OA11.03
Background: HIV-1 vaccines ideally induce high magnitude and avidity antibody (Ab) responses to the envelope glycoprotein (Env). In particular, the highly conserved immunodominant region (IDR) of gp41 is an important target for virion capture and ADCC. We compared Ab responses between different regimens and schedules in HIV negative healthy participants (pts) to evaluate the addition of a 3rd MVA dose, spacing between MVA doses, and the inclusion of co-expressed GM-CSF on Ab magnitude and avidity.
Methods: The JS7 (D) and GEO-D03 DNA (Dg) and HIV62 MVA (M) vaccines produce virus-like particles displaying trimeric, membrane-bound Env; the GEO-D03 DNA co-expresses GM-CSF. HVTN 205 enrolled 150 pts in DDMM (0,2,4,6 mo.) and 75 pts in an MM_M (0,2,6 mo.) regimens; HVTN 094 enrolled 15 pt each in DgDgMM_M (0,2,4,6,10 mo) and DgDgM_M (0,2,4,8 mo.) regimens.

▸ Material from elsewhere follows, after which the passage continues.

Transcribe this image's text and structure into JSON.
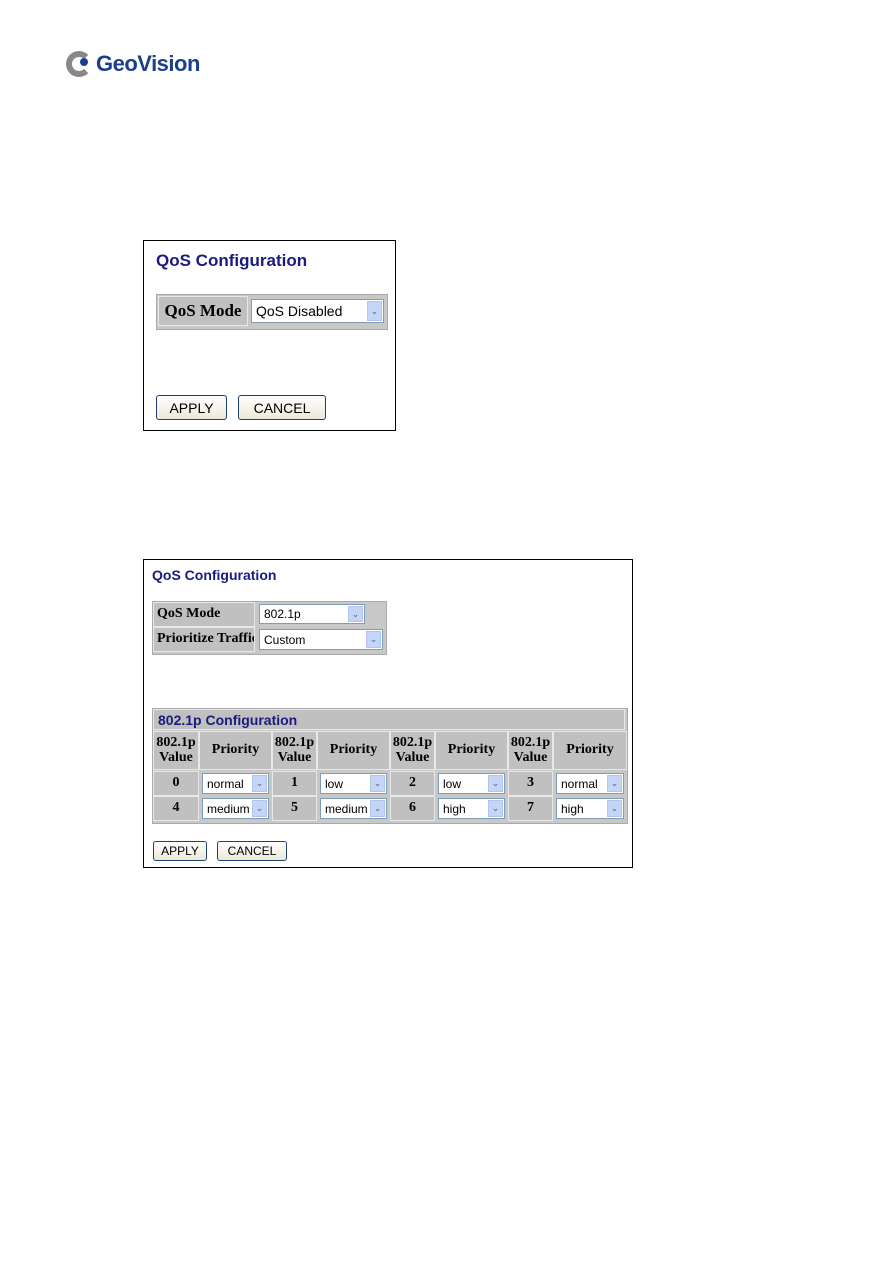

Results: All regimens were safe and well tolerated. Two MVA doses generated IgG to IDR gp41 in 73%-100% of participants. The 3rd MVA dose significantly increased the magnitude (HVTN 205) and avidity (HVTN 205 and 094) of this IgG. This response was durable, with 58% of pts still positive 6 months after the 3rd MVA dose in HVTN 205, and the median magnitude among persistent responders declining only ½ log. Increased spacing between the 1st and 2nd MVA inoculations showed significantly enhanced avidity but no difference in magnitude or response rates. Including co-expressed GM-CSF in the DNA prime did not enhance the magnitude or avidity of the Env-specific Ab. At the end of the immunization regimen in HVTN 094, median avidity indices were 34 and 23 for the 3- and 2-dose MVA arms.

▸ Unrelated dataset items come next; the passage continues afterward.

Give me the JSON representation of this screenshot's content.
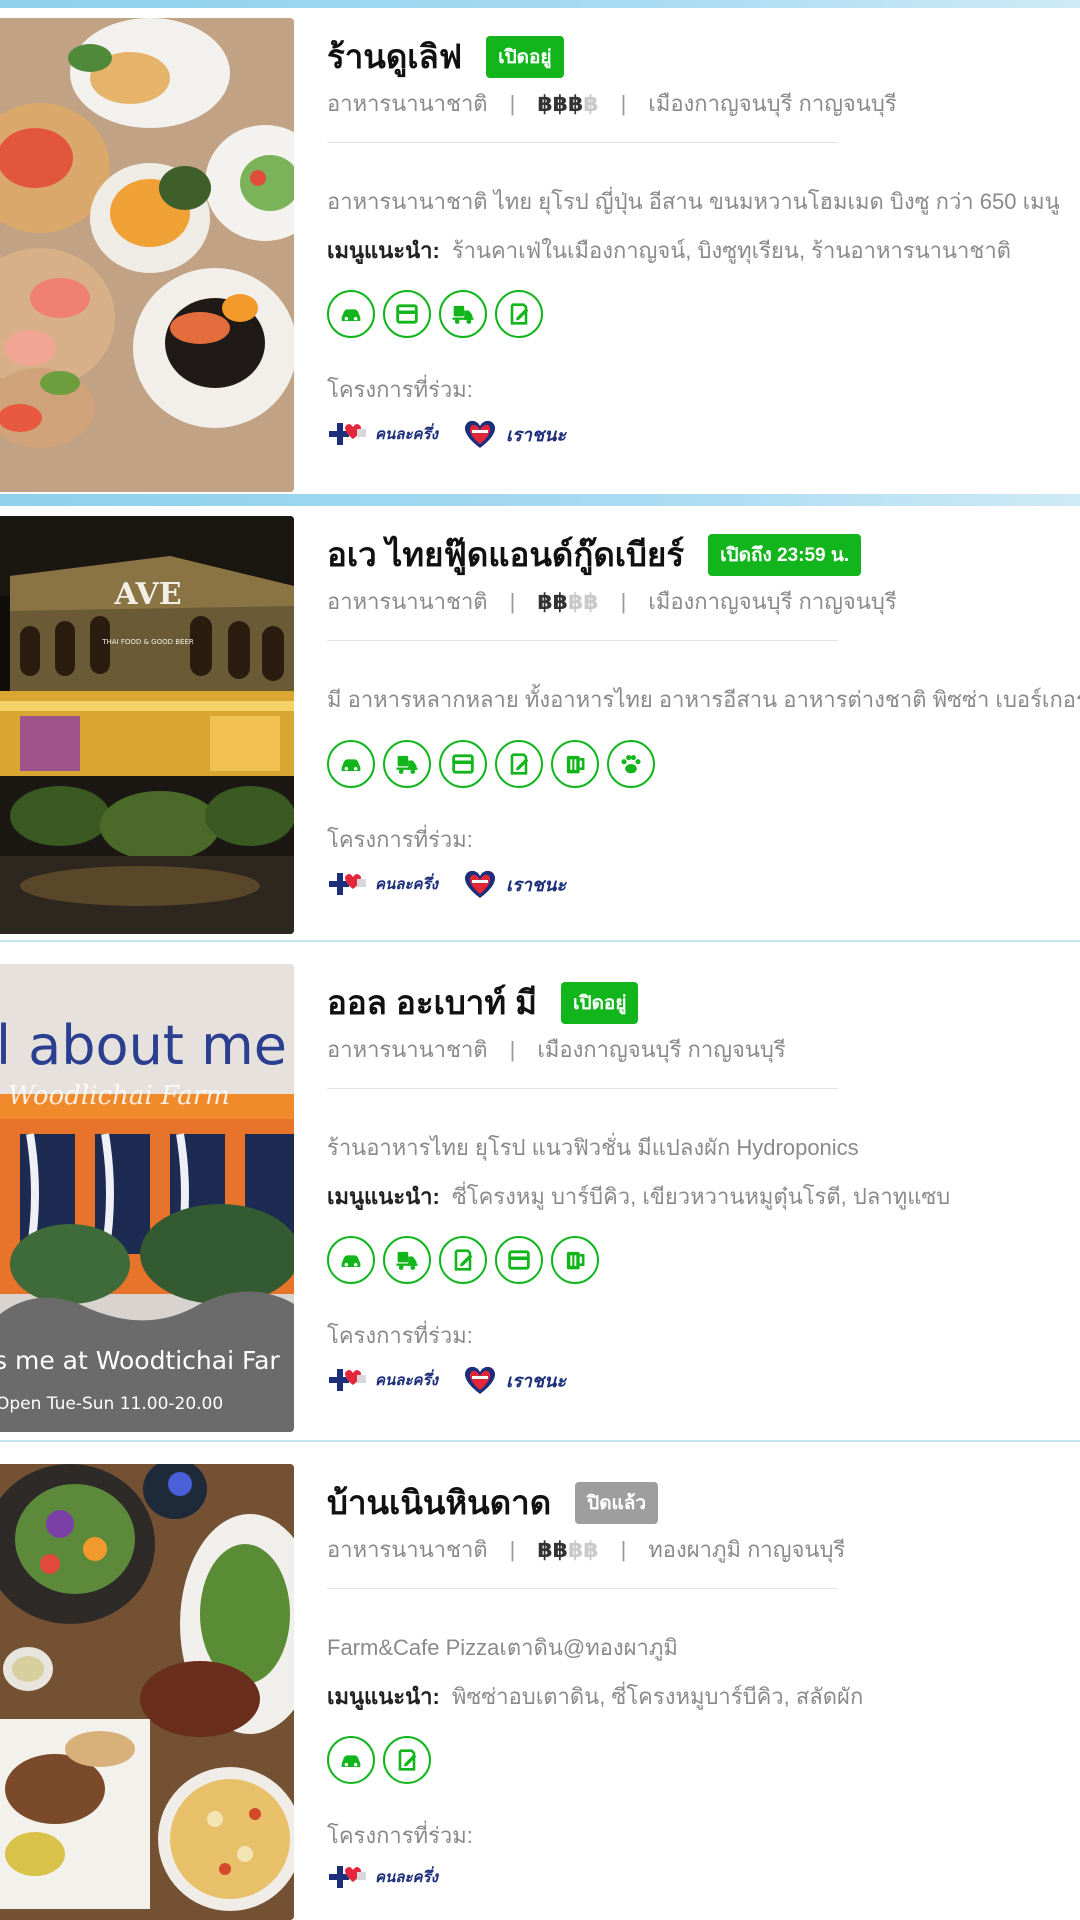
{
  "common": {
    "recommended_label": "เมนูแนะนำ:",
    "projects_label": "โครงการที่ร่วม:",
    "meta_separator": "|",
    "project_names": {
      "khonlakhrueng": "คนละครึ่ง",
      "raochana": "เราชนะ"
    }
  },
  "restaurants": [
    {
      "name": "ร้านดูเลิฟ",
      "status": "เปิดอยู่",
      "category": "อาหารนานาชาติ",
      "price_on": "฿฿฿",
      "price_off": "฿",
      "location": "เมืองกาญจนบุรี กาญจนบุรี",
      "description": "อาหารนานาชาติ ไทย ยุโรป ญี่ปุ่น อีสาน ขนมหวานโฮมเมด บิงซู กว่า 650 เมนู",
      "recommended": "ร้านคาเฟ่ในเมืองกาญจน์, บิงซูทุเรียน, ร้านอาหารนานาชาติ",
      "service_icons": [
        "car-parking-icon",
        "card-payment-icon",
        "delivery-icon",
        "reservation-icon"
      ],
      "projects": [
        "khonlakhrueng",
        "raochana"
      ]
    },
    {
      "name": "อเว ไทยฟู๊ดแอนด์กู๊ดเบียร์",
      "status": "เปิดถึง 23:59 น.",
      "category": "อาหารนานาชาติ",
      "price_on": "฿฿",
      "price_off": "฿฿",
      "location": "เมืองกาญจนบุรี กาญจนบุรี",
      "description": "มี อาหารหลากหลาย ทั้งอาหารไทย อาหารอีสาน อาหารต่างชาติ พิซซ่า เบอร์เกอร์ ฯลฯ",
      "photo_sign": "AVE",
      "photo_sign_sub": "THAI FOOD & GOOD BEER",
      "service_icons": [
        "car-parking-icon",
        "delivery-icon",
        "card-payment-icon",
        "reservation-icon",
        "beer-icon",
        "pet-friendly-icon"
      ],
      "projects": [
        "khonlakhrueng",
        "raochana"
      ]
    },
    {
      "name": "ออล อะเบาท์ มี",
      "status": "เปิดอยู่",
      "category": "อาหารนานาชาติ",
      "location": "เมืองกาญจนบุรี กาญจนบุรี",
      "description": "ร้านอาหารไทย ยุโรป แนวฟิวชั่น มีแปลงผัก Hydroponics",
      "recommended": "ซี่โครงหมู บาร์บีคิว, เขียวหวานหมูตุ๋นโรตี, ปลาทูแซบ",
      "photo_sign": "l about me",
      "photo_sign_sub": "Woodlichai Farm",
      "photo_banner": "s me at Woodtichai Far",
      "photo_hours": "Open Tue-Sun 11.00-20.00",
      "service_icons": [
        "car-parking-icon",
        "delivery-icon",
        "reservation-icon",
        "card-payment-icon",
        "beer-icon"
      ],
      "projects": [
        "khonlakhrueng",
        "raochana"
      ]
    },
    {
      "name": "บ้านเนินหินดาด",
      "status": "ปิดแล้ว",
      "category": "อาหารนานาชาติ",
      "price_on": "฿฿",
      "price_off": "฿฿",
      "location": "ทองผาภูมิ กาญจนบุรี",
      "description": "Farm&Cafe Pizzaเตาดิน@ทองผาภูมิ",
      "recommended": "พิซซ่าอบเตาดิน, ซี่โครงหมูบาร์บีคิว, สลัดผัก",
      "service_icons": [
        "car-parking-icon",
        "reservation-icon"
      ],
      "projects": [
        "khonlakhrueng"
      ]
    }
  ],
  "colors": {
    "accent_green": "#12b51c",
    "closed_gray": "#9e9e9e",
    "project_text": "#1d2f7a",
    "separator_blue": "#8fd0ec"
  }
}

Conclusions: The addition of a spaced 3rd MVA boost to a DDMM regimen enhances the magnitude and avidity of the Env-specific Ab response, and appears to be durable 6 months after immunization without additional boosting. ADCC and virion capture assays are being run to evaluate the unique immune profile and promise of this regimen for protection against clade B infection.